When it comes to pregnancy, there are no stupid questions. Here, our expert addresses some of your concerns.
Is it safe to paint my house while pregnant? I’m concerned that the chemicals in the paint will harm my baby.
A: This is a common question because people often want to paint Baby’s room, but unfortunately we don’t have any scientific studies to tell us if there is a level of paint exposure that is unsafe. My best advice is to get someone else to do the painting. Failing that, if you must paint, make sure the area is well ventilated and try to limit the amount of time you are exposed to the fumes.
Sometimes I don’t feel my baby kicking. Should I be worried?

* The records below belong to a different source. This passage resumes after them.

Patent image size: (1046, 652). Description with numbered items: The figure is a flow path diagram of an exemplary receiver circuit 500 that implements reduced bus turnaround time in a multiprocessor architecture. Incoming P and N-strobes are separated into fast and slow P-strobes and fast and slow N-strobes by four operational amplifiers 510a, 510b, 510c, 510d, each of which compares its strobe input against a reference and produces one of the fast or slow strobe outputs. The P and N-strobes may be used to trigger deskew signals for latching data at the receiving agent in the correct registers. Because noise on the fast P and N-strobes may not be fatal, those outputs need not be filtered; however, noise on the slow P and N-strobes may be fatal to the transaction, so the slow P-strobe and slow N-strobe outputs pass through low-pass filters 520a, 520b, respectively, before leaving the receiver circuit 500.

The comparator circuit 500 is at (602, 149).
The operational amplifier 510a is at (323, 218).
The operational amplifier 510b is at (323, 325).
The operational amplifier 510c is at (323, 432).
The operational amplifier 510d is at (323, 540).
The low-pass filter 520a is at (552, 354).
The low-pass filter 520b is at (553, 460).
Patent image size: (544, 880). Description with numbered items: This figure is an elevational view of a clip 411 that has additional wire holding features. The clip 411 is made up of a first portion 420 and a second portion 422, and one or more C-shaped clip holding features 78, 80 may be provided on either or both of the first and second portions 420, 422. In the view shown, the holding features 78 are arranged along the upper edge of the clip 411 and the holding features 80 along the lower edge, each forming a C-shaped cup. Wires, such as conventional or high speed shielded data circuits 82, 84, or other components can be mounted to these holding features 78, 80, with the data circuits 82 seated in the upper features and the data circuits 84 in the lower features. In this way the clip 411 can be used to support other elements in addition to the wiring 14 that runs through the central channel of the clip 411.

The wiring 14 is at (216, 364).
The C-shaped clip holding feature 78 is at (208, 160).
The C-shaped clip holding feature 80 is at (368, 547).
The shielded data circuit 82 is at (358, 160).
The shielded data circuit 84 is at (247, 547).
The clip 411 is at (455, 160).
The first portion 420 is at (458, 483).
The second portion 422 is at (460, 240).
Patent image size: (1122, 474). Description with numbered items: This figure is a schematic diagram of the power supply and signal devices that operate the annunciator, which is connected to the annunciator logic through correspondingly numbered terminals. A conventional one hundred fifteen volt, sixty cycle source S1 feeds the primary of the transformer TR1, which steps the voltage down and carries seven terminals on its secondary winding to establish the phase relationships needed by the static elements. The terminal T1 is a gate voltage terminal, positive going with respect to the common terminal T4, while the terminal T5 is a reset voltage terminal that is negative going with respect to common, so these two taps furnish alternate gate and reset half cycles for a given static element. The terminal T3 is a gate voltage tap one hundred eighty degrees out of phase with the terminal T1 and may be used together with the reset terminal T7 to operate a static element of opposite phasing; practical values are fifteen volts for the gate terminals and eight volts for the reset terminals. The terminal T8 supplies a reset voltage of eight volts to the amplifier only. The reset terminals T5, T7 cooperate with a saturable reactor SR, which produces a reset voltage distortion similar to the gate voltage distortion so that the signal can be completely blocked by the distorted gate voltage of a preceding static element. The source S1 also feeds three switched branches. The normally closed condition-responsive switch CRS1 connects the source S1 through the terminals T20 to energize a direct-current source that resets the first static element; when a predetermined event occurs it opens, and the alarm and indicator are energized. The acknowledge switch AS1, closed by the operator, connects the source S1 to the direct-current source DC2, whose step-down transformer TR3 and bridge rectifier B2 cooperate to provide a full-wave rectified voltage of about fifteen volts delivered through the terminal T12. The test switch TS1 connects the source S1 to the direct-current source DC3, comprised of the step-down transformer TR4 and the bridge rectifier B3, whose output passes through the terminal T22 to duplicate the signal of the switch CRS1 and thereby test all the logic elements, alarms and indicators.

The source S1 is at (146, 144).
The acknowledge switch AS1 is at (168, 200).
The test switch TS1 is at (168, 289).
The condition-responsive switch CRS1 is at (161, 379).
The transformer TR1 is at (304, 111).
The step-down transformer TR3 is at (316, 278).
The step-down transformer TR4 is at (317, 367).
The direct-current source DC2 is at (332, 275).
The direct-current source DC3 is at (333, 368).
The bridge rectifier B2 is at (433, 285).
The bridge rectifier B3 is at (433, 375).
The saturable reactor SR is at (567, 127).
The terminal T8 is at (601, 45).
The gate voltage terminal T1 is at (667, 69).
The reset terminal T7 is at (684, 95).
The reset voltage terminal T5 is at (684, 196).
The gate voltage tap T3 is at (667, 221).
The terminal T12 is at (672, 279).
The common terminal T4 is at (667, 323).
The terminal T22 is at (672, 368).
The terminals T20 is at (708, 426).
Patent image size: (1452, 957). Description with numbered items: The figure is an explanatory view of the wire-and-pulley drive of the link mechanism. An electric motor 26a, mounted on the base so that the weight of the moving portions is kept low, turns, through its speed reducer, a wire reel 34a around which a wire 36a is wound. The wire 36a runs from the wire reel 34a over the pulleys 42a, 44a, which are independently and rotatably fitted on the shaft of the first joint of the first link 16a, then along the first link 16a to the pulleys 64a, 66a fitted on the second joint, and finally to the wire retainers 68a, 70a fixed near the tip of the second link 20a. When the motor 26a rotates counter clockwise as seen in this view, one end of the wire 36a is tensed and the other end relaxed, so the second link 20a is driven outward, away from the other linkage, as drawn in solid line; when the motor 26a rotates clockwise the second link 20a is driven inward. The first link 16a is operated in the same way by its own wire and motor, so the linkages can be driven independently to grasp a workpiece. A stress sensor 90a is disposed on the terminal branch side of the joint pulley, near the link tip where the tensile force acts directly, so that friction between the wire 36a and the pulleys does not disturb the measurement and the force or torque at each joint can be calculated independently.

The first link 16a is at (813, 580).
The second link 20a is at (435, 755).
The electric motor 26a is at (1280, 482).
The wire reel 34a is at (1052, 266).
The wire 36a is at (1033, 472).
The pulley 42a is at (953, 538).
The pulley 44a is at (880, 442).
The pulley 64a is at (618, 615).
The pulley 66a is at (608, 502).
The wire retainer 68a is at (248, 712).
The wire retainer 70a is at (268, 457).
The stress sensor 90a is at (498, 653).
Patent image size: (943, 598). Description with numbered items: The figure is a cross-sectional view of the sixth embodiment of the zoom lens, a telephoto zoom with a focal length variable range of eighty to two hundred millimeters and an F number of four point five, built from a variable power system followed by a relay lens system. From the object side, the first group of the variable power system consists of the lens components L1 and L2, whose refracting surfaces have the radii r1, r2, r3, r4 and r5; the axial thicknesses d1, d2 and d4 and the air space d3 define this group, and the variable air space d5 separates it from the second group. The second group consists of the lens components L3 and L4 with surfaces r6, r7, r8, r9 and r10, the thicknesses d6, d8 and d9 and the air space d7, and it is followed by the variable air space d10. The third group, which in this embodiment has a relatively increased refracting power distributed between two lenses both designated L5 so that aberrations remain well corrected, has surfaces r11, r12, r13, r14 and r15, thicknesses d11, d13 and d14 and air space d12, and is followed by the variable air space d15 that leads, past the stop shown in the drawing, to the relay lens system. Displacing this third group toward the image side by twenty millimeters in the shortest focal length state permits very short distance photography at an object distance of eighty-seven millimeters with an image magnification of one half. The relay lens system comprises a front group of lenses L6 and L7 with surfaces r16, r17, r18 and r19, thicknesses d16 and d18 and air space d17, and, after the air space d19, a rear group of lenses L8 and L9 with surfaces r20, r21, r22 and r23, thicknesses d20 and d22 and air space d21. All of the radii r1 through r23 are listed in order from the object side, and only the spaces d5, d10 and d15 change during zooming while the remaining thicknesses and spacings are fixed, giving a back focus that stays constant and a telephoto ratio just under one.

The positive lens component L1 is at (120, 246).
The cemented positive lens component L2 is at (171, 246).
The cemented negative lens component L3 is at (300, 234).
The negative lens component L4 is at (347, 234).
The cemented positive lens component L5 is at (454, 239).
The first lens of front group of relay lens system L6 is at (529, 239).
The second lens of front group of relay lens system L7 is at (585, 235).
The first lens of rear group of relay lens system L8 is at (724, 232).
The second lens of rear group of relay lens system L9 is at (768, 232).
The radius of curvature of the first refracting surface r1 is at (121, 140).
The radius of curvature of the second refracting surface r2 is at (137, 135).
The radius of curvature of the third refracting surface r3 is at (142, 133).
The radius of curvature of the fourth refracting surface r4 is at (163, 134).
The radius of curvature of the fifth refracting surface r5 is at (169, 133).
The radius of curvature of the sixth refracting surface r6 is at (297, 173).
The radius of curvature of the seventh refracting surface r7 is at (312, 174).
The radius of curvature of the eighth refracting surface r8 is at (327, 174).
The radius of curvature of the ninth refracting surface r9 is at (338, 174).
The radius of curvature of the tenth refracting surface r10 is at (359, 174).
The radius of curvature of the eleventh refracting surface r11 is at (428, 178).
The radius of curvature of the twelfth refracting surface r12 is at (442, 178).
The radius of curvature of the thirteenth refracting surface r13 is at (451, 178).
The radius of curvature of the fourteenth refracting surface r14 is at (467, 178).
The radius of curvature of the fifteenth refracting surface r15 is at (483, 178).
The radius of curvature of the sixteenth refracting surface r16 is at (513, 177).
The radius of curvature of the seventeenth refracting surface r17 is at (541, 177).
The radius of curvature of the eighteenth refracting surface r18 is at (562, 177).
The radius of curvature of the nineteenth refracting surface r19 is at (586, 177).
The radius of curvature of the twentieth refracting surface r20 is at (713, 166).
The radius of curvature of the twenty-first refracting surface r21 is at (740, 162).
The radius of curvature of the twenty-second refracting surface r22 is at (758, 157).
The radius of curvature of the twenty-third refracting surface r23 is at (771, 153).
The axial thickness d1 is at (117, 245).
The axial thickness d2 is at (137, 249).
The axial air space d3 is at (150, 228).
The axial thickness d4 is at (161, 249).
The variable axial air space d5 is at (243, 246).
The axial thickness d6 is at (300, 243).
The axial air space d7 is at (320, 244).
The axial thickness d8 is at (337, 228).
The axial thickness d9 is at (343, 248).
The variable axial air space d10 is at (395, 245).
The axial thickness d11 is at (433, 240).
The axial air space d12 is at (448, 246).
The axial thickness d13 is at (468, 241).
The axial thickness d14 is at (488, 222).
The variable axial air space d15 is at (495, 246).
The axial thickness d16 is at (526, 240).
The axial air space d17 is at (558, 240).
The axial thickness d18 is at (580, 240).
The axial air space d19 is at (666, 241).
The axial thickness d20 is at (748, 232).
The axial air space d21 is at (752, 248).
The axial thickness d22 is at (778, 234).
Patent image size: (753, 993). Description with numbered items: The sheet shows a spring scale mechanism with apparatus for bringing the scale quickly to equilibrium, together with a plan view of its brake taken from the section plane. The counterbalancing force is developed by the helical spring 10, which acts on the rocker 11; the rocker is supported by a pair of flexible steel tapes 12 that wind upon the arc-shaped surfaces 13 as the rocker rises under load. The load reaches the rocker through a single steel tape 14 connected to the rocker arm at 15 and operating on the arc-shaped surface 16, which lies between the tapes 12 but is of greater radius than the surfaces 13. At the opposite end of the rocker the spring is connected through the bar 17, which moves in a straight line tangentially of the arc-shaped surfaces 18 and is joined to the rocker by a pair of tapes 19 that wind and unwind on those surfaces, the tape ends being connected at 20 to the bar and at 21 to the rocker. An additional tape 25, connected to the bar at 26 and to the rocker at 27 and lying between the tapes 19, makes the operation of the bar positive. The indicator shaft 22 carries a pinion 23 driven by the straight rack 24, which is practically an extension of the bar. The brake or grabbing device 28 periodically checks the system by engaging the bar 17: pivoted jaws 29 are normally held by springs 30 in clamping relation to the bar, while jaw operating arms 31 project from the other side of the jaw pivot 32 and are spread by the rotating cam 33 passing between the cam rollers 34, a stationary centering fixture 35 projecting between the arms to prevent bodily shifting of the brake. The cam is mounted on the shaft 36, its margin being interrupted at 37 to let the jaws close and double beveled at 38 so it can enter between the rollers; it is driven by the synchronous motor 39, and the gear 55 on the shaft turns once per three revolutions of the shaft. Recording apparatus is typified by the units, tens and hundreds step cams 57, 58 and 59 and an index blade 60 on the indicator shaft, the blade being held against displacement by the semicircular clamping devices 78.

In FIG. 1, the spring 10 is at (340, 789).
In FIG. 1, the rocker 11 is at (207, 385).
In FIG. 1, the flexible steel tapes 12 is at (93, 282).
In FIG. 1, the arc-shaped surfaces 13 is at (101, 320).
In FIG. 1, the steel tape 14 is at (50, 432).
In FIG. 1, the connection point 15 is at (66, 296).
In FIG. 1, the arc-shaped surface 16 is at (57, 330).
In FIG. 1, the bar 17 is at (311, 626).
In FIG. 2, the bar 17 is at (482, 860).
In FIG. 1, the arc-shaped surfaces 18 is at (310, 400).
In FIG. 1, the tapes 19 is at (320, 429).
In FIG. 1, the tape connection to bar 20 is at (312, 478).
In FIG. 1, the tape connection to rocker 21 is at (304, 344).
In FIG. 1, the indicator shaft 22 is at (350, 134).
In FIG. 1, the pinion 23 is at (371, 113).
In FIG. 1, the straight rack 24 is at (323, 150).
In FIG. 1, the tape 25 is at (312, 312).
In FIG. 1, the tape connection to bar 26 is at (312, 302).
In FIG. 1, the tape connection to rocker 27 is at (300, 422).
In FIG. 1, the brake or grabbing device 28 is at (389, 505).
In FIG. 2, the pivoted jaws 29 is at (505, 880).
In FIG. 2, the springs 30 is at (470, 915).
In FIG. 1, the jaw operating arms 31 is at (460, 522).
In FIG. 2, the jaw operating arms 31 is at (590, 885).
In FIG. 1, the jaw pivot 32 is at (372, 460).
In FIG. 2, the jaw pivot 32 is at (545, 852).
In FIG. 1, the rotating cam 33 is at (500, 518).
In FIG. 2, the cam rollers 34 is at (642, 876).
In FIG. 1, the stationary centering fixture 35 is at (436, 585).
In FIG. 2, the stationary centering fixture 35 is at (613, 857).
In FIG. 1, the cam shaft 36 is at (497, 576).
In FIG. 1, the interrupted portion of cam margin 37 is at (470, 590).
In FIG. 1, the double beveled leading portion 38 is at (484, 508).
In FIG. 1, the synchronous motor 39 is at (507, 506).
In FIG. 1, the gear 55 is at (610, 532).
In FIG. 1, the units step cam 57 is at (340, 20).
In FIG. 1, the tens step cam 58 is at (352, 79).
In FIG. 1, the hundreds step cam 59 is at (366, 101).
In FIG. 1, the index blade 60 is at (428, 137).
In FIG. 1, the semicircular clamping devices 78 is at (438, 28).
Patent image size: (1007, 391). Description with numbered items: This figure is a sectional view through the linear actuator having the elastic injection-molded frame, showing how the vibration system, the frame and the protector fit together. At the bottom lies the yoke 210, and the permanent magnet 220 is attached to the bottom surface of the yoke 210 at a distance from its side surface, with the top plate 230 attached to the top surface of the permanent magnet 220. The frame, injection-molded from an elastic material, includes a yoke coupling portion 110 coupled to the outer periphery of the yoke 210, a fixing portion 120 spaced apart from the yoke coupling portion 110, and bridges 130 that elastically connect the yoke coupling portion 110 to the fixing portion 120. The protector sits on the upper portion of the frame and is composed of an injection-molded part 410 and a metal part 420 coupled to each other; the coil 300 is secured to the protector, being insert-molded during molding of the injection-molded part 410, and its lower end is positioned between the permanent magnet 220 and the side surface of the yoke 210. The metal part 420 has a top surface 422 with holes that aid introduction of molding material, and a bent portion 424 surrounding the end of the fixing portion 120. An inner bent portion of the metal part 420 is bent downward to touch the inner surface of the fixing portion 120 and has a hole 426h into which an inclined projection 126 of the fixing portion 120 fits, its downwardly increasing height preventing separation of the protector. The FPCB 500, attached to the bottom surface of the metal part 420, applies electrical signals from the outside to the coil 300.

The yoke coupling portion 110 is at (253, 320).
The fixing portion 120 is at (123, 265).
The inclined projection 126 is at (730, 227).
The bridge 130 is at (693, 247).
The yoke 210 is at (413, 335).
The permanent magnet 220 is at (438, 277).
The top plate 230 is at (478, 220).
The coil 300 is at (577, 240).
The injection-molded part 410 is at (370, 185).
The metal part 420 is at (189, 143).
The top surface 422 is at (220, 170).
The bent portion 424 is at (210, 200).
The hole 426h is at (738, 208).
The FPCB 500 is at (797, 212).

A: If you are over 26 weeks and you haven’t noticed your baby move, sometimes it’s just because you’ve been busy. Have a rest, a snack, something to drink (not alcohol) and pay attention to Baby. Your baby should move six times in two hours. If it doesn’t, contact your care provider, and if they are unavailable, go to the hospital to get checked out. You don’t need to count all the time – just if you notice a difference in Baby’s movements. If you have a dramatic decrease in movements, you should call your care provider.
I hear postpartum depression is pretty common. Is this true?
A: With the fatigue of having a newborn, many women find that their emotions are out of whack. Mood swings and crying spells can be common, but only last for short periods. It’s called the baby blues. Postpartum depression occurs in nine to 16 percent of women and involves feeling down for longer periods of time. The symptoms can be much more severe. This depressed mood can affect how you manage the day-to-day activities in your life and how you care for your baby. In extreme cases, some women feel like ending their lives or hurting their babies. Anyone can suffer from postpartum depression, but risk factors that make it more likely are having a history of depression, having previous postpartum depression, having a weak support system, having other life stresses, and the pregnancy being unwanted or unplanned. If your mood swings last more than the first few weeks, if you feel you are getting worse, if you can’t manage with day-to-day activities or if you feel like you might harm yourself or your baby, please seek medical help. There is plenty of support out there for women suffering from postpartum depression, but you need to ask for help.
Can I take drugs for my headaches and colds? Which ones are safe?
A: It’s almost impossible to get though pregnancy without getting the occasional cold or headache. Luckily you don’t have to suffer; there are safe medications you can take in pregnancy. Acetaminophen (Tylenol) is totally safe. You can even take the extra strength kind. Just remember to check the label and don’t take more than the maximum dose on the bottle. For colds, try saline nasal sprays, antihistamines (Claritin, Reactine), cough candies and plenty of sleep. Don’t forget to keep well hydrated. Rest is very important and Mom’s chicken soup can do wonders. Sometimes you can get a sinus infection, so if you get a fever, green stuff coming out of your nose or your face hurts, you should see your family doctor in case you need some antibiotics (of which there are many safe ones you can take in pregnancy).
I heard I can’t dye my hair when I am pregnant, is this true?
A: It is true there are toxic chemicals in hair dye, but very little seems to be absorbed into your body. If you want to avoid the chemicals completely, try dying your hair with vegetable dyes instead. Another option is to avoid hair dying in the first trimester when baby’s organs are forming. You can also choose to just get your hair frosted or highlighted, which avoids putting chemicals directly on the the scalp (which is where absorption occurs). Have your hair done in a well-ventilated area. Overall there seems to be little risk to the baby if you dye your hair three to four times during your pregnancy.
When contractions start, should I go to the hospital immediately?
A: If you are a low-risk, first-time mom, we usually tell you to stay home until you have pain that occurs every five minutes for one hour. If your water breaks before this and it’s greenish in colour or very bloody, or you’ve tested positive for the Group B Strep infection, then you should come in as soon as your water breaks, even if you don’t have pain yet. Women who have had previous fast labours, previous delivery by cesarean section, are preterm (<37 weeks pregnant), have a known placenta issue like a previa, or other high-risk conditions should come in as soon as they start having pain. So doublecheck with your health care provider when the right time to go to hospital is in your specific case.
I have a cat, but someone told me not to clean out the litter box while I am pregnant. Is she right?
A: There is a parasite called toxoplasma gondii that you can get from handling cat feces or litter box contents, and it can be harmful to your baby if you get infected with the parasite while pregnant. The best thing you can do is have someone else in your family change the litter box. If that isn’t possible, wear rubber gloves when in contact with the cat litter and wash your hands well afterward.